Personal information
- Full name: Daylon Kayton Claasen
- Date of birth: 28 January 1990 (age 36)
- Place of birth: Klerksdorp, South Africa
- Height: 1.76 m (5 ft 9 in)
- Positions: Right winger; attacking midfielder;

Team information
- Current team: Cape Town Spurs
- Number: 15

Youth career
- Leicester City Klerksdorp
- Vasco Da Gama
- 2002–2006: Ajax Cape Town

Senior career*
- Years: Team / Apps / (Gls)
- 2006–2008: Ajax Cape Town / 2 / (0)
- 2008–2010: Ajax / 0 / (0)
- 2010–2013: Lierse / 69 / (11)
- 2013–2014: Lech Poznań / 23 / (3)
- 2014–2017: 1860 Munich / 49 / (1)
- 2017–2019: Bidvest Wits / 32 / (1)
- 2019–2022: Maritzburg United / 89 / (5)
- 2024–: Cape Town Spurs / 1 / (0)

International career^{‡}
- 2010–2015: South Africa / 11 / (0)

= Daylon Claasen =

South African soccer player (born 1990)

Daylon Kayton Claasen (born 28 January 1990) is a South African international soccer player who plays for Cape Town Spurs, as a winger.

==Club career==
Born in Klerksdorp, Claasen played youth football with Leicester City Klerksdorp and Vasco Da Gama. He has played professionally in South Africa, the Netherlands and Belgium for Ajax Cape Town, Ajax and Lierse.

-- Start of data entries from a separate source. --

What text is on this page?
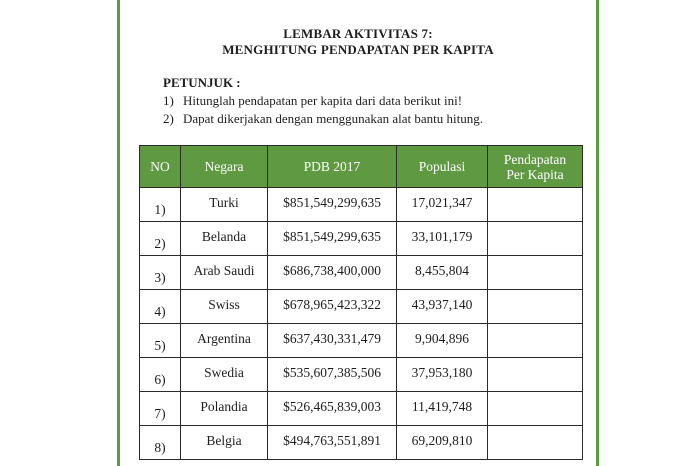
LEMBAR AKTIVITAS 7:
MENGHITUNG PENDAPATAN PER KAPITA
PETUNJUK :
1) Hitunglah pendapatan per kapita dari data berikut ini!
2) Dapat dikerjakan dengan menggunakan alat bantu hitung.
NO	Negara	PDB 2017	Populasi	Pendapatan
Per Kapita
1)	Turki	$851,549,299,635	17,021,347	
2)	Belanda	$851,549,299,635	33,101,179	
3)	Arab Saudi	$686,738,400,000	8,455,804	
4)	Swiss	$678,965,423,322	43,937,140	
5)	Argentina	$637,430,331,479	9,904,896	
6)	Swedia	$535,607,385,506	37,953,180	
7)	Polandia	$526,465,839,003	11,419,748	
8)	Belgia	$494,763,551,891	69,209,810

Claasen was released by Lierse in April 2013, and subsequently went on trial with Premier League club Everton the same month.

Claasen then went on trial with newly promoted Premier League club Hull City in July 2013, initially under the pseudonym of "James Armstrong" for a match against Winterton Rangers, where he scored one goal, before his actual identity was revealed two days later.

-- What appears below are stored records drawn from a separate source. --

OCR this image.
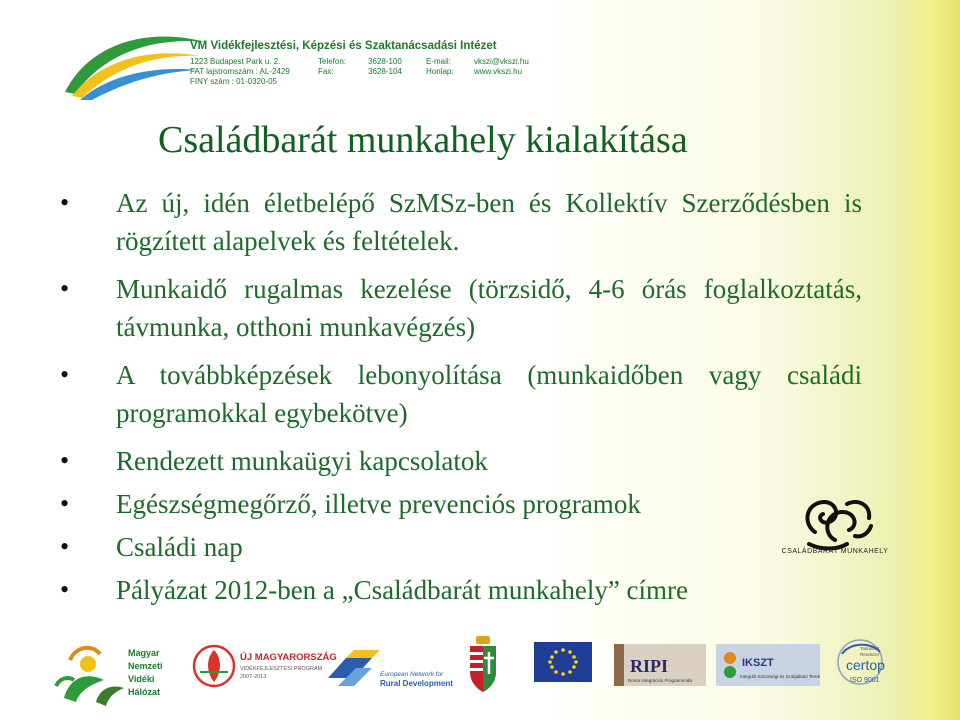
VM Vidékfejlesztési, Képzési és Szaktanácsadási Intézet
1223 Budapest Park u. 2.	Telefon:	3628-100	E-mail:	vkszi@vkszi.hu
FAT lajstromszám : AL-2429	Fax:	3628-104	Honlap:	www.vkszi.hu
FINY szám : 01-0320-05
Családbarát munkahely kialakítása
• Az új, idén életbelépő SzMSz-ben és Kollektív Szerződésben is rögzített alapelvek és feltételek.
• Munkaidő rugalmas kezelése (törzsidő, 4-6 órás foglalkoztatás, távmunka, otthoni munkavégzés)
• A továbbképzések lebonyolítása (munkaidőben vagy családi programokkal egybekötve)
• Rendezett munkaügyi kapcsolatok
• Egészségmegőrző, illetve prevenciós programok
• Családi nap
• Pályázat 2012-ben a „Családbarát munkahely” címre
CSALÁDBARÁT MUNKAHELY
Magyar
Nemzeti
Vidéki
Hálózat
ÚJ MAGYARORSZÁG
VIDÉKFEJLESZTÉSI PROGRAM
2007-2013	European Network for
Rural Development
RIPI
Roma Integrációs Programiroda
IKSZT
Integrált Közösségi és Szolgáltató Terek
Tanúsított
Rendszer
certop
ISO 9001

On 21 August 2013, he signed a one-year contract with Polish club Lech Poznań.

In June 2014 he signed a contract with German 2. Bundesliga club 1860 Munich. He scored his first goal for 1860 Munich on 8 August 2015 in the first round of the DFB-Pokal against Hoffenheim, when he brought his team to a 1–0 lead in the 51st minute.

In the summer of 2024 he signed for newly relegated second-tier club Cape Town Spurs.

==International career==
Claasen made his international debut for South Africa in 2010.